Sorry to respond late.

> 
> I took a quick look over the series and didn't see anything
> objectionable. I was planning to actually test the series out and then
> send out R-b's, but it will take some additional time (next week).

Thanks.  The 2nd patch definitely needs some fixup on some functions
(either I overlooked without enough CONFIG_* chosen; I am surprised I have
vhost even compiled out when testing..), hope that won't bring you too much
trouble.  I'll send a fixup soon on top of patch 2.

> 
> In the meantime, I was curious about the use case. A design I've seen
> for VM live migration is to have 1 thread reading events off the uffd,
> and then have many threads actually resolving the fault events that
> come in (e.g. fetching pages over the network, issuing UFFDIO_COPY or
> UFFDIO_CONTINUE, or whatever). In that design, since we only have a
> single reader anyway, I think this series doesn't help.

Yes.  If the test to carry out only uses 1 thread, it shouldn't bring much
difference.

> 
> But, I'm curious if you have data indicating that > 1 reader is more
> performant overall?
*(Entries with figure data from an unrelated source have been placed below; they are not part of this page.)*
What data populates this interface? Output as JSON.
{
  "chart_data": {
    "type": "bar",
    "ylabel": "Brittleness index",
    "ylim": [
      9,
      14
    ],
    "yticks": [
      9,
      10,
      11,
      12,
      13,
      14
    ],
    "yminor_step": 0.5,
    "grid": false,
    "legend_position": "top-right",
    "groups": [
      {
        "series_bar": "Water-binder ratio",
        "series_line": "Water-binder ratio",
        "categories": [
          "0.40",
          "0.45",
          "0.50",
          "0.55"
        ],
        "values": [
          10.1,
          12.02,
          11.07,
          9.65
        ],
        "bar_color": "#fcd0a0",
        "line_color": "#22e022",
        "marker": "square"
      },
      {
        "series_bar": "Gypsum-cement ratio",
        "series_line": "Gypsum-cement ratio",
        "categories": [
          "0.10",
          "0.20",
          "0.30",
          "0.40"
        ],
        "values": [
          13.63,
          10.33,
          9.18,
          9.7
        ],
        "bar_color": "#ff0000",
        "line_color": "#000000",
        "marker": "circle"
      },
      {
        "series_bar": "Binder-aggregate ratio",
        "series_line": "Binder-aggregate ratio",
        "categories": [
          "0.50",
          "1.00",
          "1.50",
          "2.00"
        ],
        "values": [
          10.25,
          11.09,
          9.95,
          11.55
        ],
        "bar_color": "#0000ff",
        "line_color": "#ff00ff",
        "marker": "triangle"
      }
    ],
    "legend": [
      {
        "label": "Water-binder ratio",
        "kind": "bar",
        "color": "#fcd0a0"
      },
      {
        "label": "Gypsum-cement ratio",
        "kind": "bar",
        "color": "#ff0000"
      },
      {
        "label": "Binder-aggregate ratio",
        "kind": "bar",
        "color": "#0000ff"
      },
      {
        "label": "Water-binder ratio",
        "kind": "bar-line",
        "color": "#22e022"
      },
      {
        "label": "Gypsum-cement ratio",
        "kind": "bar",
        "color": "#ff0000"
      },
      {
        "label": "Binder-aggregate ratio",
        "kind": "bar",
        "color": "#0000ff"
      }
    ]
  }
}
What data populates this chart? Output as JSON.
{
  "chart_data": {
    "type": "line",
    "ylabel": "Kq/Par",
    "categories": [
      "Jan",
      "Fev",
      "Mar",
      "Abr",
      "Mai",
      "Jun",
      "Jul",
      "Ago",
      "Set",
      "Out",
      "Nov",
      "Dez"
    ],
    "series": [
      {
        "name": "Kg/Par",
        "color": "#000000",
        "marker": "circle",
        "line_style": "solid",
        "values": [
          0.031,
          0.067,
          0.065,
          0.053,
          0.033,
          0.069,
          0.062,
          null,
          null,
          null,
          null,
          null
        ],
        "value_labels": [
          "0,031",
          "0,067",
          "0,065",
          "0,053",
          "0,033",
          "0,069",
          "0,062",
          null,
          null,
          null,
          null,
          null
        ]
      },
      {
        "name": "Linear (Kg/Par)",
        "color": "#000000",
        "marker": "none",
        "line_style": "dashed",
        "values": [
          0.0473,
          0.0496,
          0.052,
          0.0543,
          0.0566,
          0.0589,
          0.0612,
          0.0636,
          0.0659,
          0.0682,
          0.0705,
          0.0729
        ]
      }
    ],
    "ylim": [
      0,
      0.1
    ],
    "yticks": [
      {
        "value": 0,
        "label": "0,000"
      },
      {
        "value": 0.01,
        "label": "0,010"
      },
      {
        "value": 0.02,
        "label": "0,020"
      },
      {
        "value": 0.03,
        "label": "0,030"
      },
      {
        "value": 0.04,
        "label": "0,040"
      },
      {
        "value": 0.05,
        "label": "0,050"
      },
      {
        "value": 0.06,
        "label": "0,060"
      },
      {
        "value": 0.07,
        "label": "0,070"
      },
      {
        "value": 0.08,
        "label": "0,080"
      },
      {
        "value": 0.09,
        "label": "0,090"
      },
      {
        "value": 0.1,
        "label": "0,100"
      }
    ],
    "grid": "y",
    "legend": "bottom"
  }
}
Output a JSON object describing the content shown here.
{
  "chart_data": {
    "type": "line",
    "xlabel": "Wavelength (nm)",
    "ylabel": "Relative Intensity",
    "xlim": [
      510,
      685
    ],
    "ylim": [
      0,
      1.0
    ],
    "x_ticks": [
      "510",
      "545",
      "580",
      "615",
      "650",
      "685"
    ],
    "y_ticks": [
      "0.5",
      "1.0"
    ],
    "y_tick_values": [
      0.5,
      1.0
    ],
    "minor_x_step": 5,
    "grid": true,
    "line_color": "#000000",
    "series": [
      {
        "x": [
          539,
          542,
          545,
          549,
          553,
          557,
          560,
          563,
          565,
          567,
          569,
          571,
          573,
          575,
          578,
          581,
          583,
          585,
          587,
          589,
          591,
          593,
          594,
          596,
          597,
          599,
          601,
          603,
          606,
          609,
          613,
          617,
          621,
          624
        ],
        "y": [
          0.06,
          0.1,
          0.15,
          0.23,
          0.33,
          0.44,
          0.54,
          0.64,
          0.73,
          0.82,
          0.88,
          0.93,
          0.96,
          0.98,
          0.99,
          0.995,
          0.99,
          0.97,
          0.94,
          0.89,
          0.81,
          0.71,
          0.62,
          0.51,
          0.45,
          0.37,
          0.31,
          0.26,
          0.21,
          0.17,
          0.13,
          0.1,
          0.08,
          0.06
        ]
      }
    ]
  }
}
I suspect it might be the case that, with "enough"
> vCPUs, it makes sense to do so, but I don't have benchmark data to
> tell me what that tipping point is yet.
> 
> OTOH, if one reader is plenty in ~all cases, optimizing this path is
> less important.

For myself I don't yet have an application that can leverage this much
indeed, because QEMU so far only uses 1 reader thread.

IIRC Anish was exactly proposing some kvm specific solutions to make single
uffd scale, and this might be suitable for any use case like that where we
may want to use single uffd and try to make it scale with threads.  Using 1
reader + N worker is also a solution, but when using N readers (which also
do the work) the app will hit this problem.

I am also aware that some apps use more than 1 reader threads (umap), but I
don't really know more than that.

The problem is I think we shouldn't have that overhead easily just because
an app invokes >1 readers, meanwhile it also doesn't make much sense to
wake up all readers for a single event for userfaults.  So it should always
be something good to have.

Thanks,